Мы очень дорожили смехом. Как дыхание не может состоять только из вдоха, но заключает в себе и выдох, так же точно нельзя построить искусство на одном вдохе — на серьезности, оно требует выдоха — смеха, во всех его мыслимых оттенках, от улыбки до хохота. Однако, вполне в духе русской литературной традиции, с ее подавляющим большинством «серьезных» писателей, книги наши, вдохнув в себя воздух окружавшей нас новой жизни, с усилием задерживали облегчающий выдох.

Но с нами был писатель, который мог бы сказать: хорошо, я сделаю за всех вас необходимый выдох, я буду смеяться так, что уравновешу всю вашу серьезность.

Писатель этот — Михаил Зощенко.

У «серапионов» был в ходу рефрен, неизбежно повторявшийся под веселую руку, прибаутка, смысл которой был так же ясен для нас, как туманен для окружающих. В самый неожиданный момент, после сурового обсуждения нового рассказа или теоретического спора, вдруг предостерегающе-сухо раздавался чей-нибудь голос: «Зощенко обиделся». И сразу — общий хохот. Иной раз наоборот — все веселятся, острят, потом наступает пауза усталости, как вдруг опять в тишине слышится протокольная констатация: «Зощенко обиделся». И снова поднимается веселый смех.

Сам Зощенко при этом усмехался своей замедленной, изящной, пренебрежительной улыбкой, будто говоря: а ведь правда, возьму да и обижусь.

Этот человек был первым из всей молодой литературы, который, по виду без малейшего усилия, как в сказке, получил признание и в литературной среде, и в совершенно необозримой читательской массе.
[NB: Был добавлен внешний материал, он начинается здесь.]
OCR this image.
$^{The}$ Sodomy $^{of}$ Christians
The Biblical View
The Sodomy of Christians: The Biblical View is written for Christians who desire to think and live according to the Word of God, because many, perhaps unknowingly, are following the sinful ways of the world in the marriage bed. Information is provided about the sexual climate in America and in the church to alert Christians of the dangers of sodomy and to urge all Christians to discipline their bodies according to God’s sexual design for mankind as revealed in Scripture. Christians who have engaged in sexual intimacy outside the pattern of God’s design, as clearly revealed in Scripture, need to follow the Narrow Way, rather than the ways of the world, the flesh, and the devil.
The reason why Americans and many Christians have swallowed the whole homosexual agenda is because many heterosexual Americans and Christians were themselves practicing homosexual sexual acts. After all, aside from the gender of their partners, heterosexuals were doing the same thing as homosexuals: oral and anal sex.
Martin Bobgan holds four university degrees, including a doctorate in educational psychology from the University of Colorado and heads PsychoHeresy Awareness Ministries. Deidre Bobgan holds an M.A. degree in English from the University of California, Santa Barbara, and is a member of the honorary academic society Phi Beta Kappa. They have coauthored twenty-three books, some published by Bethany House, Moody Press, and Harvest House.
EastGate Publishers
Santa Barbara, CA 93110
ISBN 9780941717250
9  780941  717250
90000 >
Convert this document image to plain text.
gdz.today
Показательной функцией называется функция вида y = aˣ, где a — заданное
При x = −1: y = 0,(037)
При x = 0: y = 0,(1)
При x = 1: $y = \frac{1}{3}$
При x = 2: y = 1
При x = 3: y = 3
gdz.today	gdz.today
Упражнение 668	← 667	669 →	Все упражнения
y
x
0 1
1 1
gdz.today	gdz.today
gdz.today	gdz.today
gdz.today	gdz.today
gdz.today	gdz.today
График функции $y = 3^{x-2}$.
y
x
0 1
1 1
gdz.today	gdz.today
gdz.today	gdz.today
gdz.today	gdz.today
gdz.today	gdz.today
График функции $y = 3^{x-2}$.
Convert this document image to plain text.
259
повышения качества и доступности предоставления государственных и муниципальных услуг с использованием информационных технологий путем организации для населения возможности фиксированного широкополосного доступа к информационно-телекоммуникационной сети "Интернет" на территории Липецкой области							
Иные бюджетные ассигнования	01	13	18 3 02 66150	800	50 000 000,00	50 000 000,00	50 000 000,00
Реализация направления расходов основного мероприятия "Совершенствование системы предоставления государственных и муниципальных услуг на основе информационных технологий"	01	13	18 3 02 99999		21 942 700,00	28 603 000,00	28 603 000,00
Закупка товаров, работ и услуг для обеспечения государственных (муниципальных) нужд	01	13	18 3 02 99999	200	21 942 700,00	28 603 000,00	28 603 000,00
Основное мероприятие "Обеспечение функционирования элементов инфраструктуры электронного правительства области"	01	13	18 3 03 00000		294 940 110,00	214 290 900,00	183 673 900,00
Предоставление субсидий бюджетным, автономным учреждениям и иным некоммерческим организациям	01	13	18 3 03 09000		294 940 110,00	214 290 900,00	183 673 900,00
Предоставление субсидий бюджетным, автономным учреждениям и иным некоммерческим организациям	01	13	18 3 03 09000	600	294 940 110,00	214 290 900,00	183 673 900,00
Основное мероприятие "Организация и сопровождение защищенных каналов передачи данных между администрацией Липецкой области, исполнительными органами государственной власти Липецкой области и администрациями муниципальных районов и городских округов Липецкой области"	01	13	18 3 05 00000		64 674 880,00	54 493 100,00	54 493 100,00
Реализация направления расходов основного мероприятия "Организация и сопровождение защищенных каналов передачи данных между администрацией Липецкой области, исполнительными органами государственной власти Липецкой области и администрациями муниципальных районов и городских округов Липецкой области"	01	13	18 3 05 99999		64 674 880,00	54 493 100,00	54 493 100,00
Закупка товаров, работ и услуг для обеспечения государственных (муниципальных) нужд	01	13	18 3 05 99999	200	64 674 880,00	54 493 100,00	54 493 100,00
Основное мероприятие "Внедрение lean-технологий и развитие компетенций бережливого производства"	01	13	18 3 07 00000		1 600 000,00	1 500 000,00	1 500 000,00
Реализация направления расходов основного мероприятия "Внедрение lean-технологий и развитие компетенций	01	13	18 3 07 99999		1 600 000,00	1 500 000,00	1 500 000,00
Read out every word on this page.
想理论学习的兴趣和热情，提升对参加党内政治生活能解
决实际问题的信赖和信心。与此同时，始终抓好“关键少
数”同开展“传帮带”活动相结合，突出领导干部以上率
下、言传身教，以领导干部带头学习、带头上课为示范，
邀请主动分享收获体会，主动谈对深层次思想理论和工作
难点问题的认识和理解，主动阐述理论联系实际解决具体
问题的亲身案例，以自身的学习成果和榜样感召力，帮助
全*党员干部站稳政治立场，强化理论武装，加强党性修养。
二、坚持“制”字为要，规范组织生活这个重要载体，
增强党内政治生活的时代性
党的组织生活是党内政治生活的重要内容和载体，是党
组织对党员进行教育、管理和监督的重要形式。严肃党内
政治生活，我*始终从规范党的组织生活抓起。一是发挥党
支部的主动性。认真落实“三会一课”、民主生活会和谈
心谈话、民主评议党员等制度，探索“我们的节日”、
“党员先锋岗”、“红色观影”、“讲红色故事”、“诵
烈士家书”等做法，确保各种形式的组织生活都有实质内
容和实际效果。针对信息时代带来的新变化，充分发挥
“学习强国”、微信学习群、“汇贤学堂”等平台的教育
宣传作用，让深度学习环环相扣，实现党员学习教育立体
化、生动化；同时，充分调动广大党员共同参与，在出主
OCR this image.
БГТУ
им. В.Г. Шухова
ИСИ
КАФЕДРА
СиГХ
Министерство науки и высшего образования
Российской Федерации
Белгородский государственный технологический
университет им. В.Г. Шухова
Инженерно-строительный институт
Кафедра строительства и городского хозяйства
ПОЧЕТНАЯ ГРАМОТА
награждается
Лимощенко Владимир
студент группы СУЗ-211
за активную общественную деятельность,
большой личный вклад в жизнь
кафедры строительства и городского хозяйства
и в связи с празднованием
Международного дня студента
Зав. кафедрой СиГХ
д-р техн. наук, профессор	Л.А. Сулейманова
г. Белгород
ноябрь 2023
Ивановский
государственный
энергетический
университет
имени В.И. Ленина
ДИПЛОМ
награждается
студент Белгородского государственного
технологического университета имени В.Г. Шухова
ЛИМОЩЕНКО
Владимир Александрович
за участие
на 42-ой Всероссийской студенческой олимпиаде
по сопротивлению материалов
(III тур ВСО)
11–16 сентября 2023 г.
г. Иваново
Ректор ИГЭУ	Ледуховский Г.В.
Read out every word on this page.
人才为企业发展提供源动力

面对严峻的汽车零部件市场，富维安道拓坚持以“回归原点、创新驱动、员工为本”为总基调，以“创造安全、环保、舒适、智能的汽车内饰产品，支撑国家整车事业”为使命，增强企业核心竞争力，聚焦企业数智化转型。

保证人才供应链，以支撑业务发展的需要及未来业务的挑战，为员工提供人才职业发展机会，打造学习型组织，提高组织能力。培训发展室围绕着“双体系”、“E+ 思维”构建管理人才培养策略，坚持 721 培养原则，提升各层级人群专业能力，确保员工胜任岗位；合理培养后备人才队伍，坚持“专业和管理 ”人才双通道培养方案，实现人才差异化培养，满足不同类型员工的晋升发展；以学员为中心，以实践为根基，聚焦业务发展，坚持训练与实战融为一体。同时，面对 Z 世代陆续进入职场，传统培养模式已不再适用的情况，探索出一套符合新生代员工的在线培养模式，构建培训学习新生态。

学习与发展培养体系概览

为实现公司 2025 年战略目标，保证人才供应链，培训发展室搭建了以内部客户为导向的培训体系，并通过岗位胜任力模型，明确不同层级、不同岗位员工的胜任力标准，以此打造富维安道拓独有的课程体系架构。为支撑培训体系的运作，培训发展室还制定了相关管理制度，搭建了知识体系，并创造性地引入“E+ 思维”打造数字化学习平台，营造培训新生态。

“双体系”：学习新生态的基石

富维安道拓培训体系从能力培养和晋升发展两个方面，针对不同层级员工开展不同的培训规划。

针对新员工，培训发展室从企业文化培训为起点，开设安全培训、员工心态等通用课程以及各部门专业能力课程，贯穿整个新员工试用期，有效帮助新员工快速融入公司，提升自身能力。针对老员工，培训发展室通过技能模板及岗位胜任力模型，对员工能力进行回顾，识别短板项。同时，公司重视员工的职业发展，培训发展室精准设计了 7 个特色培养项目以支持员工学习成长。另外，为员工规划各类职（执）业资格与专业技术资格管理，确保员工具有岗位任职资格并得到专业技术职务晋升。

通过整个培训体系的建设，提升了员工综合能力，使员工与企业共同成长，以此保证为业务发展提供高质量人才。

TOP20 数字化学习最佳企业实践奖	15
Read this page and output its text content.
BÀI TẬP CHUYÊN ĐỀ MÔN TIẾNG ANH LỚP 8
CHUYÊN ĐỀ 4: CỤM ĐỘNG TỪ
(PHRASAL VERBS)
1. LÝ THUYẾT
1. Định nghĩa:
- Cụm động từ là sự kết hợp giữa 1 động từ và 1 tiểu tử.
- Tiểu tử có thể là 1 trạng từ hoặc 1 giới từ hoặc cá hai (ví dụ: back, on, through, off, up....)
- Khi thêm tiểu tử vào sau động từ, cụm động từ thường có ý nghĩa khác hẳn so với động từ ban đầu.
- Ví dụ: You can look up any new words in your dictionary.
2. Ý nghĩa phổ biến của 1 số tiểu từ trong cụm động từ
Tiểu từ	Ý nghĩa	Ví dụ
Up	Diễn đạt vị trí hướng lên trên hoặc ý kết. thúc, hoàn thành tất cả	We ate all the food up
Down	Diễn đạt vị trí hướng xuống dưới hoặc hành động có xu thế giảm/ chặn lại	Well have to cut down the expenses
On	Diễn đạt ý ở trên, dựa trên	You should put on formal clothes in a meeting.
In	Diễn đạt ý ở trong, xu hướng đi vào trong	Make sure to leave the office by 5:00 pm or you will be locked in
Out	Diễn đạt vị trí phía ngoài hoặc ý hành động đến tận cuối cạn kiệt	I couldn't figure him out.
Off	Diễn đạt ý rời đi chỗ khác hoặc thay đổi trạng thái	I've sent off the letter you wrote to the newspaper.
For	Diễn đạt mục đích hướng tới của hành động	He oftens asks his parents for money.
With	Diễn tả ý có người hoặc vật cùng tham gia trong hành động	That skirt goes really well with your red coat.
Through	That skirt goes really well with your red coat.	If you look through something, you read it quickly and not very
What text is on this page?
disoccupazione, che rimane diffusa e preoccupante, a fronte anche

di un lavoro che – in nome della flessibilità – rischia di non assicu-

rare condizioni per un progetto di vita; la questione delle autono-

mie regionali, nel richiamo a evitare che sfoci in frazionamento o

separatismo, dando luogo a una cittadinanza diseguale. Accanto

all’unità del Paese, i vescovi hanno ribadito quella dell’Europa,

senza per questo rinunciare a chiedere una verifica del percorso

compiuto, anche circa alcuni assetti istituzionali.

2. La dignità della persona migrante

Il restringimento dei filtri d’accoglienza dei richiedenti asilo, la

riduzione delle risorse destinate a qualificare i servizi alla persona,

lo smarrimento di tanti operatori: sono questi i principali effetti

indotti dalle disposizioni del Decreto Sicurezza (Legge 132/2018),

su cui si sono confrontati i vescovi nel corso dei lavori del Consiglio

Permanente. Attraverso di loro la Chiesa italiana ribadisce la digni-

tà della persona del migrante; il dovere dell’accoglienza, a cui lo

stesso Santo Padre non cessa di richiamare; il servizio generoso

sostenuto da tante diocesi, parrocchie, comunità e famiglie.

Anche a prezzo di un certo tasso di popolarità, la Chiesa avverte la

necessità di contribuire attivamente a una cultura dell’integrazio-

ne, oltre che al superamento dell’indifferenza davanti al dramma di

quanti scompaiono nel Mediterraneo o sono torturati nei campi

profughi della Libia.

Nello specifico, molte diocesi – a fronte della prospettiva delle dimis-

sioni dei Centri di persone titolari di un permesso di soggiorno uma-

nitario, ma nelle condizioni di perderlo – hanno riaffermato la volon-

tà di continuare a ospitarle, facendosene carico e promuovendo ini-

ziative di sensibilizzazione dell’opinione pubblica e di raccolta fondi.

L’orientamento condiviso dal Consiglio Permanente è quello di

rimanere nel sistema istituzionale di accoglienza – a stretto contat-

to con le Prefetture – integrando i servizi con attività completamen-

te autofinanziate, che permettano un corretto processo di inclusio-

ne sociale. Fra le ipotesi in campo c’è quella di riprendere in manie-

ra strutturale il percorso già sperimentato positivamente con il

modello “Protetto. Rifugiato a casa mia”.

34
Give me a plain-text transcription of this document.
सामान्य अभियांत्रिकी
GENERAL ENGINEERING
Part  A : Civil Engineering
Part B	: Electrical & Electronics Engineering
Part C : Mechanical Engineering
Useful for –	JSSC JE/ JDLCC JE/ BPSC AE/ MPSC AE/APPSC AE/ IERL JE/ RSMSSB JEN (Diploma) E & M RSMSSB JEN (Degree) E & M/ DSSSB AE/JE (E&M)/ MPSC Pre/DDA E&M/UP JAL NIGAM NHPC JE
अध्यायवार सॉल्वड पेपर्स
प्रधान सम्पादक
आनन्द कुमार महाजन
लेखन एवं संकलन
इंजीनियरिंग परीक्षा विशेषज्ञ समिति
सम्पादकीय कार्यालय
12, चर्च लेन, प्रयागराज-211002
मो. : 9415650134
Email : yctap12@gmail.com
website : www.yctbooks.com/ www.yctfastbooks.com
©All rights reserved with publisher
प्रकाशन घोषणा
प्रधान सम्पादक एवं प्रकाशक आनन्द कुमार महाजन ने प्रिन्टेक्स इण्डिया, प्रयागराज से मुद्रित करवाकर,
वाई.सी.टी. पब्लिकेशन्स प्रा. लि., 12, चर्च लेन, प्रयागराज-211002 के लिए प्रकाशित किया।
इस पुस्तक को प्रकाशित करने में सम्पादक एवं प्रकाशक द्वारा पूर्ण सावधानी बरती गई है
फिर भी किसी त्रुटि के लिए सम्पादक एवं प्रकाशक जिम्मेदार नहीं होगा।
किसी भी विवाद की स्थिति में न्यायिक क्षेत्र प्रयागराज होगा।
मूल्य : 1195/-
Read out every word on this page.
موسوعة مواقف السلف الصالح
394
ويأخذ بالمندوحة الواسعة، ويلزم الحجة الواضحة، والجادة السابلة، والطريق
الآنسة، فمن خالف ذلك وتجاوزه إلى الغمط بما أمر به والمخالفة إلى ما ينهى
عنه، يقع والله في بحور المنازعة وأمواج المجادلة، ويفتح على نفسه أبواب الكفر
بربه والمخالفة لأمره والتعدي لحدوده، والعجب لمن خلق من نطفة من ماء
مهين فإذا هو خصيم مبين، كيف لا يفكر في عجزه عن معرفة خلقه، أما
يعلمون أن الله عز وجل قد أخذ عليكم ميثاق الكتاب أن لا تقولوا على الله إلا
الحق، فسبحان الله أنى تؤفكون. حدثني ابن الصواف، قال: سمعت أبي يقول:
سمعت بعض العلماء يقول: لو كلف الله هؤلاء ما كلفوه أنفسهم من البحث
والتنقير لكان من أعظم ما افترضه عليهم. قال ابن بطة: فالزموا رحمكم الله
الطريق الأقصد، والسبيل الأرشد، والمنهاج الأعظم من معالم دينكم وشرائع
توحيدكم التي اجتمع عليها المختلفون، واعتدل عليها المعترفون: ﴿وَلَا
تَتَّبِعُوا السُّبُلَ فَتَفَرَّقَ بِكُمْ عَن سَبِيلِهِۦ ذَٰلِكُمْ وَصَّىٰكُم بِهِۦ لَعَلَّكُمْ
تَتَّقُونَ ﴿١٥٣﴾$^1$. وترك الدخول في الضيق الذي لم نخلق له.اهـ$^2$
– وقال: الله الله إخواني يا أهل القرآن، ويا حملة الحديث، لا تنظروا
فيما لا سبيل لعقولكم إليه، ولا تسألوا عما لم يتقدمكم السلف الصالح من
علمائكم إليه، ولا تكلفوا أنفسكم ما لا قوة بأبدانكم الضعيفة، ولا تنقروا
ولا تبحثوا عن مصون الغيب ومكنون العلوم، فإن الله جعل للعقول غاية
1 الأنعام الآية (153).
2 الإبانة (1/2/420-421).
Он, действительно, проснулся в одно прекрасное утро знаменитым, с первых своих шагов почувствовав все неудобство популярности.

Неудобство это состояло не только в том, что на пароходах и курортах стали попадаться авантюристы, выдававшие себя за писателя Зощенку; что надо было прятаться от прытких устроителей развлекательных концертов и гастрольных турне; что появились подражатели в газетах и журналах, снимавшие с Зощенки то, что способен снять вор — одежду; нет, неудобство и даже тяжесть положения заключалась в том, что талант Зощенки вызвал самое разностороннее и трагикомическое непонимание.